Depois da maravilhosa e surpreendente reportagem de Déa Januzzi, no jornal "Estado de Minas" (aqui), que foi a melhor matéria sobre o Envelhecimento LGBT que eu já li, voltei a ser procurado por vários e várias estudantes ou formados, visando o seus TCC's e doutorados, mestrados, pós e percebo que continuam apenas e somente nos usando para o fim já colocado:  suas notas e aplausos na defesa de suas teses tão inovadoras( Modo Cinismo On...risos).  Uma,  do Mackenzie, em seu trabalho de conclusão do curso de Psicologia, me disse, ingenuamente prefiro acreditar, que ela "Adora os velhinhos cor-de-rosa". Não dei um soco na cara dela na hora por dois motivos: Um, é que sou contra a violência física. Outro,  é que não posso ser processado judicialmente e perder por que sou muito pobre... Aí, veio também um antropólogo que me mandou a introdução de seu trabalho de doutorado, sempre naquela linguagem empolada e pomposa dos acadêmicos, onde ele me parece mais preocupado em detalhar as roupas usadas pelos seus idosos gays entrevistados e usou um universo de pesquisa restrito demais, sites de encontros sexuais para gays, reforçando a ideia errônea de que gays só podem existir nesses meios, por que procurar mais talvez desse muito trabalho a ele. Mera preguiça típica. 

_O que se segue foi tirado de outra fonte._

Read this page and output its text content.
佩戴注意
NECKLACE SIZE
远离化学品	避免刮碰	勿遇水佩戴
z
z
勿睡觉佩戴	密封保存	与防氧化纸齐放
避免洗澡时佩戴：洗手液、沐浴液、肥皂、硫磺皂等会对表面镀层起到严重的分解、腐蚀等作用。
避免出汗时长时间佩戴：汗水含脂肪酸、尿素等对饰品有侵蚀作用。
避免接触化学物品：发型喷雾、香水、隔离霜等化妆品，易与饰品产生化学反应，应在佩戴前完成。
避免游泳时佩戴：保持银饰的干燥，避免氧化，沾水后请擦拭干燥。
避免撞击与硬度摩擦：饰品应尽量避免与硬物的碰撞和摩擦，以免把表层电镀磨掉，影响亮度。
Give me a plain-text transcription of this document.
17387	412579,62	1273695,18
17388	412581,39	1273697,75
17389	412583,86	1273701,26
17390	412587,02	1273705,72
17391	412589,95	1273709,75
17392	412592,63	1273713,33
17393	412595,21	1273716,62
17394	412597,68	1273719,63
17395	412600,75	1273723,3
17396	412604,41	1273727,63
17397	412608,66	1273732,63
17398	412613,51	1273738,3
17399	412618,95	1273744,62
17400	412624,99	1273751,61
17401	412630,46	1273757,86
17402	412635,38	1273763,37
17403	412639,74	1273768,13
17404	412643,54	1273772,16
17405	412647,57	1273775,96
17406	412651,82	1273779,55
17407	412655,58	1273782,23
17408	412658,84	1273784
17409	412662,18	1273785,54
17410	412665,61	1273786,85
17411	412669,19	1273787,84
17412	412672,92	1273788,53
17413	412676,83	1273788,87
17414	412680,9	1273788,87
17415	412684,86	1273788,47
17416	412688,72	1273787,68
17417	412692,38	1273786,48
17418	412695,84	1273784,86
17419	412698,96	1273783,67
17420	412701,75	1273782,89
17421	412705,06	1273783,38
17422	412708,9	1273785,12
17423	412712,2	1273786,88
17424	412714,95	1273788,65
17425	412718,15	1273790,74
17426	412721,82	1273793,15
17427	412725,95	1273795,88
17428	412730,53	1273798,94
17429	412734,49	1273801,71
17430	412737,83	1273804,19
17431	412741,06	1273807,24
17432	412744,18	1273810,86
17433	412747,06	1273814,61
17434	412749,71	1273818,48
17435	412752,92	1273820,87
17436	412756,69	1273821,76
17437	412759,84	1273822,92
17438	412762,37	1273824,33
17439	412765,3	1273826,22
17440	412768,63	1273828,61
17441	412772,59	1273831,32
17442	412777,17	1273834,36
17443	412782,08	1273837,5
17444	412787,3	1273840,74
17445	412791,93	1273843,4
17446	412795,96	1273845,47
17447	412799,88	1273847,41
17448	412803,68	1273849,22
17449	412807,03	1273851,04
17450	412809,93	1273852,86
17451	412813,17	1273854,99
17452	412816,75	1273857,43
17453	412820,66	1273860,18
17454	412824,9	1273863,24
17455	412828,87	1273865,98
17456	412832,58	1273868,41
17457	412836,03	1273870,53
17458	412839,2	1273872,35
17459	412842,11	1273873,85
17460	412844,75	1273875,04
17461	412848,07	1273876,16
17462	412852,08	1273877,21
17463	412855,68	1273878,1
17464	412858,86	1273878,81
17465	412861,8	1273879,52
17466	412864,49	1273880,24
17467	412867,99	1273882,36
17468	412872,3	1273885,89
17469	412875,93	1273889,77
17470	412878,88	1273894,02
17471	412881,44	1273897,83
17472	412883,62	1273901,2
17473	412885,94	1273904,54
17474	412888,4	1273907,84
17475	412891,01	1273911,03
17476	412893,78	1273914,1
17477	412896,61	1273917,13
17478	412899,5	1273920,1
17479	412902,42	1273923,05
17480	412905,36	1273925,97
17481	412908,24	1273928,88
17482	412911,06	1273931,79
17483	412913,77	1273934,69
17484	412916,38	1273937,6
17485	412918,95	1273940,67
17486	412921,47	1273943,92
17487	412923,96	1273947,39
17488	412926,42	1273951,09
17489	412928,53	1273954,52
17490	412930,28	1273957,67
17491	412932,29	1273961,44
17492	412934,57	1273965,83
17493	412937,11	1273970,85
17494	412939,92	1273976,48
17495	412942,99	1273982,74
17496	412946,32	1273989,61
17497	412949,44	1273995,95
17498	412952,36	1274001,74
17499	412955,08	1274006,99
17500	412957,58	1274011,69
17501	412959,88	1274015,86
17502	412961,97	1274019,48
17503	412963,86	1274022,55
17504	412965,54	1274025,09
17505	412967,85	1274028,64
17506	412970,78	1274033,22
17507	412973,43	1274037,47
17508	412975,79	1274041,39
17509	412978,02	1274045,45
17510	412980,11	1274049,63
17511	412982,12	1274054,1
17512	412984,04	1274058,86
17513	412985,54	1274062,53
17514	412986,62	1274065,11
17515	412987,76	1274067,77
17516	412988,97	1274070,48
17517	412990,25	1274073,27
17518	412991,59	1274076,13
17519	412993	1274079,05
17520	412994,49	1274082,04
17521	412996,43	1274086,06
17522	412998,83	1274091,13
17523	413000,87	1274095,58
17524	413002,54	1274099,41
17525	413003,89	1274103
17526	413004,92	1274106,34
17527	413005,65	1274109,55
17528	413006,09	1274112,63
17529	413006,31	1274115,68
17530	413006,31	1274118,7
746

Evidente que existem excelentes trabalhos como os que eu já citei em artigos anteriores, como os de Anna Cruz de Araújo P. Silva e os de Cristian Paiva, ambos podem ser consultados no Google e foram realmente inovadores e feitos com empenho e talento. Honrosas exceções.

Tomei a decisão e perguntar, quando me procuram, o que tal trabalho poderá fazer pelos idosos e idosas LGBT's e como poderá ser usado para combater a homofobia. E me respondem com um lugar-comum que parece decorado: "Queremos jogar luz sobre o envelhecimento LGBT"... Será que querem mesmo? Ou querem apenas um 10 da banca examinadora? Mesmo por que depois que concluíram, nunca mais me procuraram e nunca mais vi essas pessoas fazendo algo a nosso favor.  E como podem realmente combater a homofobia e jogar luz sobre algo se escrevem apenas para eles, os eleitos acadêmicos e acadêmicas entenderem? Se neste país com frágil Educação e falhas graves de aprendizado as pessoas nem sabem o que quer dizer a sigla "LGBT" e usam ingenuamente a palavra "homossexualismo"? Num país onde a bola de futebol vale muito mais que um livro, será que os que puderam chegar lá, na universidade não teriam o compromisso de ousarem transmitir aos que não puderam estudar esse mesmo Saber, numa linguagem clara, simples e compreensível por todos? Qual é a vantagem social de se pregar para os já convertidos?  Considero ser "estudado" que nem bicho exótico um dos meandros e filigranas da homofobia, muito mais profunda do que imaginamos.

Enfim, repito; não sou e não somos bichinhos a serem estudados. Somos seres humanos iguais àqueles que nos procuram para suas teses. Quero empatia. Quero igualdade! Se ele tem o Saber, eu tenho a experiência, tenho a vivência e sei onde dói o meu calo. E ele? Terá que provar os benefícios que tal trabalho me (nos) trará. Ou nada feito!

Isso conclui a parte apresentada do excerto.